Baby Ava will be three weeks old tomorrow and is still not really gaining weight. After meconium aspiration at birth she was put on a ventilator and only had IV fluids for the first 5 days. She was in NICU for 2 weeks and it was suggested she might need a couple of extra days to start gaining. Midwife came out two days ago when she was 18 days and she'd finally put on some weight, 40g. But as of today she has lost 50g so she's now at her lowest weight. She's fully breastfed and midwives are suggesting we give her a top up of expressed milk after every feed even if she seems content/asleep. They've said we may need to strip her down to her nappy to wake her up for this top up.
I'm so overwhelmed by all of this I just feel like giving up.
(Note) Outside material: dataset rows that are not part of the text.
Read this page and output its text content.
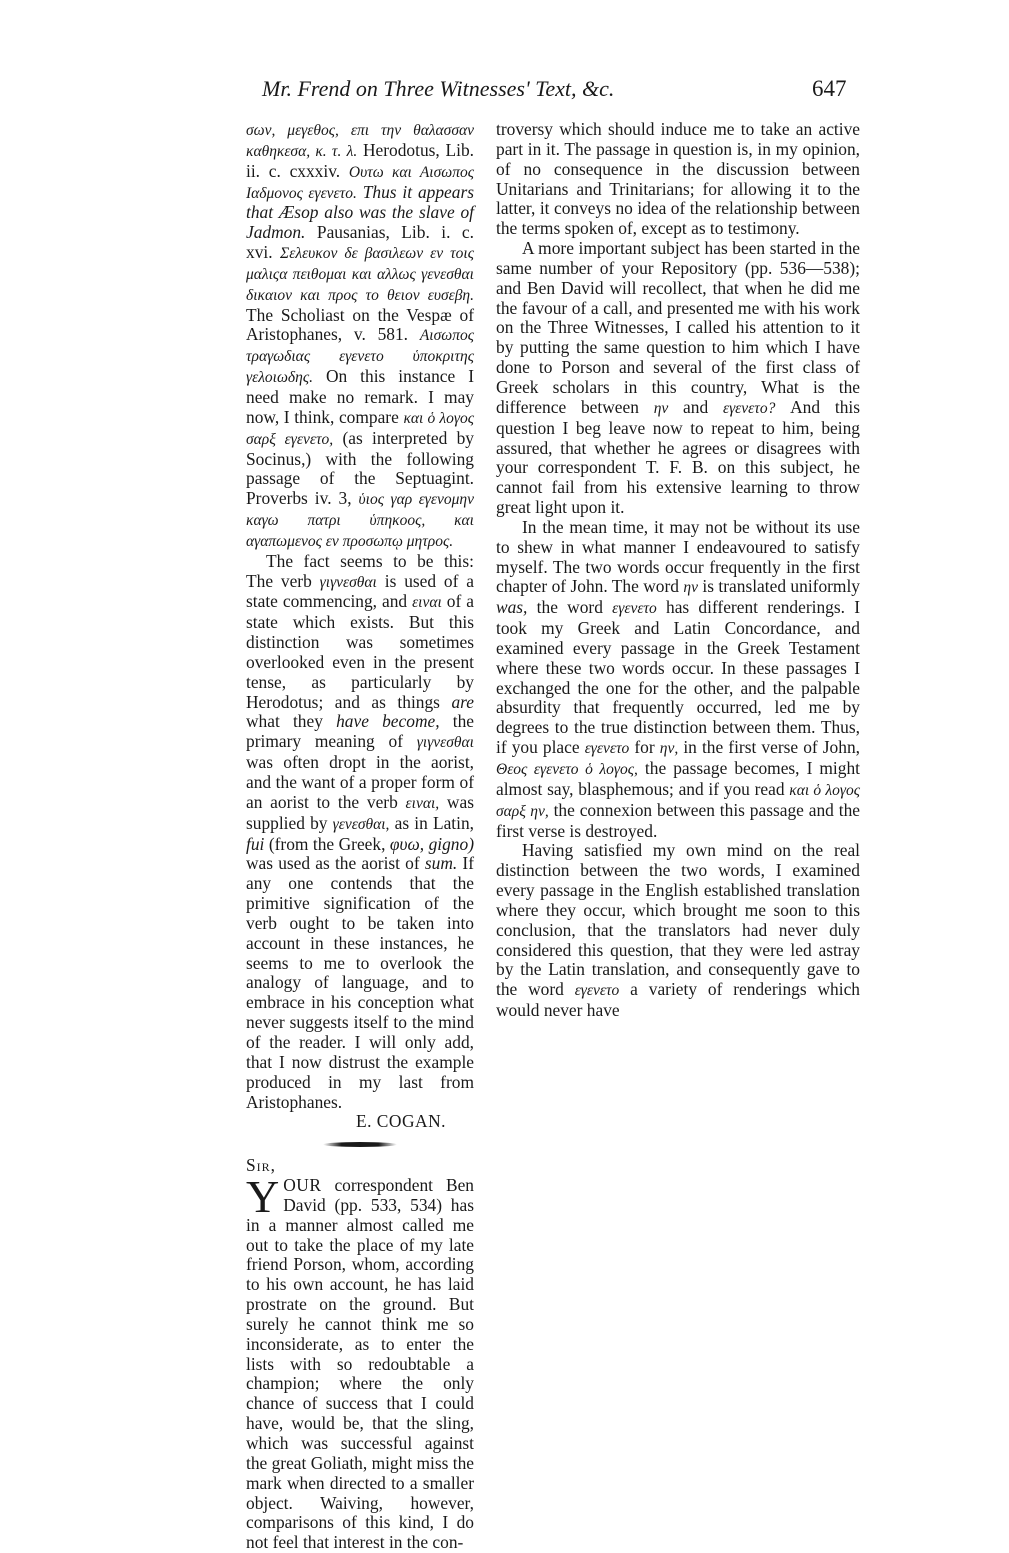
Mr. Frend on Three Witnesses' Text, &c.	647

σων, μεγεθος, επι την θαλασσαν καθηκεσα, κ. τ. λ. Herodotus, Lib. ii. c. cxxxiv. Ουτω και Αισωπος Ιαδμονος εγενετο. Thus it appears that Æsop also was the slave of Jadmon. Pausanias, Lib. i. c. xvi. Σελευκον δε βασιλεων εν τοις μαλιςα πειθομαι και αλλως γενεσθαι δικαιον και προς το θειον ευσεβη. The Scholiast on the Vespæ of Aristophanes, v. 581. Αισωπος τραγωδιας εγενετο ὑποκριτης γελοιωδης. On this instance I need make no remark. I may now, I think, compare και ὁ λογος σαρξ εγενετο, (as interpreted by Socinus,) with the following passage of the Septuagint. Proverbs iv. 3, ὑιος γαρ εγενομην καγω πατρι ὑπηκοος, και αγαπωμενος εν προσωπῳ μητρος.

The fact seems to be this: The verb γιγνεσθαι is used of a state commencing, and ειναι of a state which exists. But this distinction was sometimes overlooked even in the present tense, as particularly by Herodotus; and as things are what they have become, the primary meaning of γιγνεσθαι was often dropt in the aorist, and the want of a proper form of an aorist to the verb ειναι, was supplied by γενεσθαι, as in Latin, fui (from the Greek, φυω, gigno) was used as the aorist of sum. If any one contends that the primitive signification of the verb ought to be taken into account in these instances, he seems to me to overlook the analogy of language, and to embrace in his conception what never suggests itself to the mind of the reader. I will only add, that I now distrust the example produced in my last from Aristophanes.

E. COGAN.

Sir,

YOUR correspondent Ben David (pp. 533, 534) has in a manner almost called me out to take the place of my late friend Porson, whom, according to his own account, he has laid prostrate on the ground. But surely he cannot think me so inconsiderate, as to enter the lists with so redoubtable a champion; where the only chance of success that I could have, would be, that the sling, which was successful against the great Goliath, might miss the mark when directed to a smaller object. Waiving, however, comparisons of this kind, I do not feel that interest in the con-

troversy which should induce me to take an active part in it. The passage in question is, in my opinion, of no consequence in the discussion between Unitarians and Trinitarians; for allowing it to the latter, it conveys no idea of the relationship between the terms spoken of, except as to testimony.

A more important subject has been started in the same number of your Repository (pp. 536—538); and Ben David will recollect, that when he did me the favour of a call, and presented me with his work on the Three Witnesses, I called his attention to it by putting the same question to him which I have done to Porson and several of the first class of Greek scholars in this country, What is the difference between ην and εγενετο? And this question I beg leave now to repeat to him, being assured, that whether he agrees or disagrees with your correspondent T. F. B. on this subject, he cannot fail from his extensive learning to throw great light upon it.

In the mean time, it may not be without its use to shew in what manner I endeavoured to satisfy myself. The two words occur frequently in the first chapter of John. The word ην is translated uniformly was, the word εγενετο has different renderings. I took my Greek and Latin Concordance, and examined every passage in the Greek Testament where these two words occur. In these passages I exchanged the one for the other, and the palpable absurdity that frequently occurred, led me by degrees to the true distinction between them. Thus, if you place εγενετο for ην, in the first verse of John, Θεος εγενετο ὁ λογος, the passage becomes, I might almost say, blasphemous; and if you read και ὁ λογος σαρξ ην, the connexion between this passage and the first verse is destroyed.

Having satisfied my own mind on the real distinction between the two words, I examined every passage in the English established translation where they occur, which brought me soon to this conclusion, that the translators had never duly considered this question, that they were led astray by the Latin translation, and consequently gave to the word εγενετο a variety of renderings which would never have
It's not sustainable for me to be breastfeeding and bottle feeding her as well as pumping and all the cleaning/sterilising that comes with it especially on the days I have my 3 year old so home. Not to mention that when I've tried to give her bottle top ups before she's ended up projectile vomiting after every feed. I'm at a loss and feel like such a failure. I've even suggested to midwives that I just move her over to formula but they want me to get through the milk I have in the freezer first.
I don't know why I'm posting really. Just need to get it all off my chest. I love her to bits but starting to feel like I'm just not good enough to look after her and the thought of having to do these top ups just feels too much for me.